The project, which got underway late last year, involves a number of different kinds of experiments. Several involve positioning mice or flies in a “virtual odor environment,” similar to the virtual reality environments generated by devices like Oculus Rift — except in these, the visual and sound stimuli are replaced with precisely controlled odors.

“Instead of visual projectors providing visual information into the right and left eye, we have olfactometers that release puffs of odorant into the right and left nostrils,” says Crimaldi. “The animal perceives something that’s entirely realistic, and we know exactly what it’s smelling because we’re providing that information.”

To create these virtual odor environments, the researchers first have to understand the physics of odor plumes. Crimaldi is doing this in his laboratory, where he releases chemical compounds into a controlled air or water environment and shines a laser on them. The laser reveals the internal spatial patterns of an odor plume and allows his lab to track how those patterns change as the plume moves away from the source and diffuses in the environment. You might imagine the plume as a stream, spreading out evenly from a center line, but the actual spatial arrangement is much more complicated — with strands of odor here, dense knots of odor there, and many empty pockets where there’s no odor at all.
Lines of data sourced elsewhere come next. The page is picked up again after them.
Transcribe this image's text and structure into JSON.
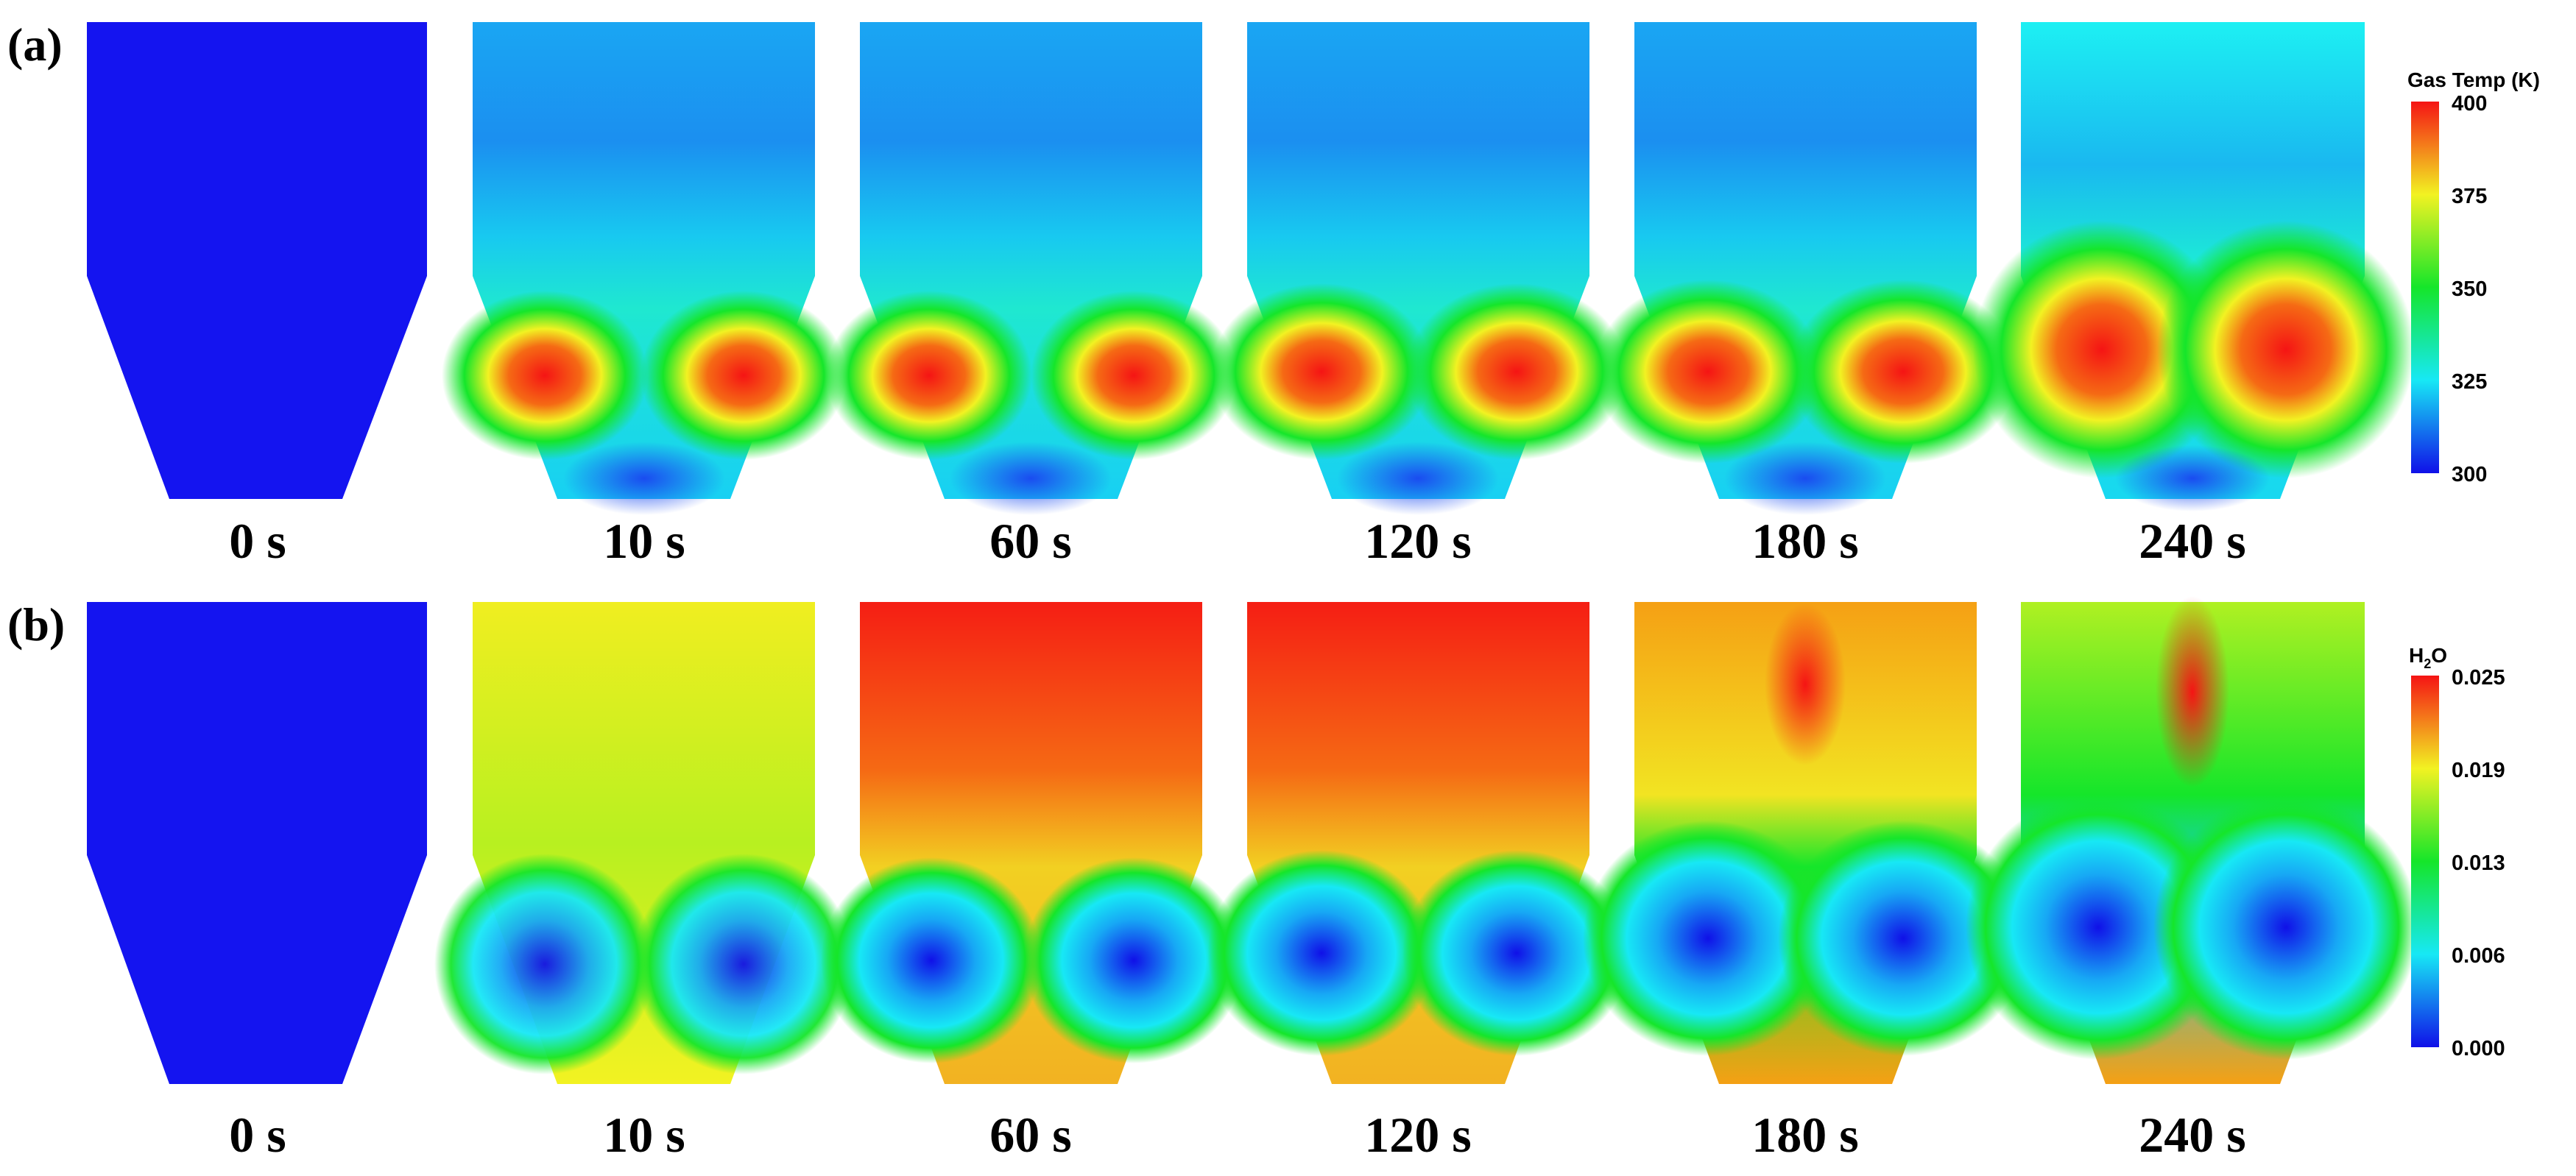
{
  "row_a": {
    "tag": "(a)",
    "times": [
      "0 s",
      "10 s",
      "60 s",
      "120 s",
      "180 s",
      "240 s"
    ],
    "colorbar": {
      "title": "Gas Temp (K)",
      "ticks": [
        "400",
        "375",
        "350",
        "325",
        "300"
      ],
      "range": [
        300,
        400
      ]
    }
  },
  "row_b": {
    "tag": "(b)",
    "times": [
      "0 s",
      "10 s",
      "60 s",
      "120 s",
      "180 s",
      "240 s"
    ],
    "colorbar": {
      "title_main": "H",
      "title_sub": "2",
      "title_end": "O",
      "ticks": [
        "0.025",
        "0.019",
        "0.013",
        "0.006",
        "0.000"
      ],
      "range": [
        0.0,
        0.025
      ]
    }
  },
  "colors": {
    "cold_blue": "#1414f0",
    "cyan": "#17e8f5",
    "green": "#15e62a",
    "yellow": "#f2f222",
    "red": "#f51414"
  }
}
“When you have this odor plume and it’s being transported by a moving body of air, that moving body of air is almost universally turbulent, and the patterns that develop in the odor plumes as you move downstream become very complex,” says Crimaldi. “It’s very intermittent and episodic, and there are lots of places where there’s no odorant and other places where there are strong, intense filaments of odor.”

Knowing the physics of odor plumes lets the researchers do two things. First, it allows them to create the virtual odor environments. Second, it allows them to begin to think about the kinds of information animals might extract from an odor plume in order to decide how to behave. Given that following an odor trail (or escaping from one, as animals do when they sense a predator) is not as simple as running on a line, the researchers want to know what animals can calculate about the location of an odor source from the complex composition of the odor plume at any given point in space.

“There are all sorts of statistics we can show that are different at this location [in the odor plume] than that location, but we don’t know that those are the statistics the animals are using,” says Crimaldi. “We’re pretty confident there’s information in there, but we can’t a priori say which ones the animals are making use of.”

As the mice and flies navigate the virtual odor environments, researchers track their behavior and try to create a general view of how animals make decisions based on olfactory stimuli.
“The idea is we try to understand how the behavior relates to each animal and the animal’s abilities and then generate a model that will predict [behavior] for other animals we haven’t tested,” says Justus Verhagen, a neuroscientist at the Yale School of Medicine and researcher on the project.

At the same time the researchers track behavior, they’ll also be observing the brain neurons that fire in conjunction with the behavior. By doing this, they’ll try to understand not only what animals do based on olfaction but also the exact neural infrastructure that makes such highly developed behavior possible.

“We want to replicate the physical neural network that actually exists in the brain,” says Crimaldi. “We want to do it the way the rat’s brain does it, not just to get the same end result, but to understand the exact mechanistic process.”

The upshot, they hope, will be to provide a clearer view — or a stronger whiff — of an important dimension of perception.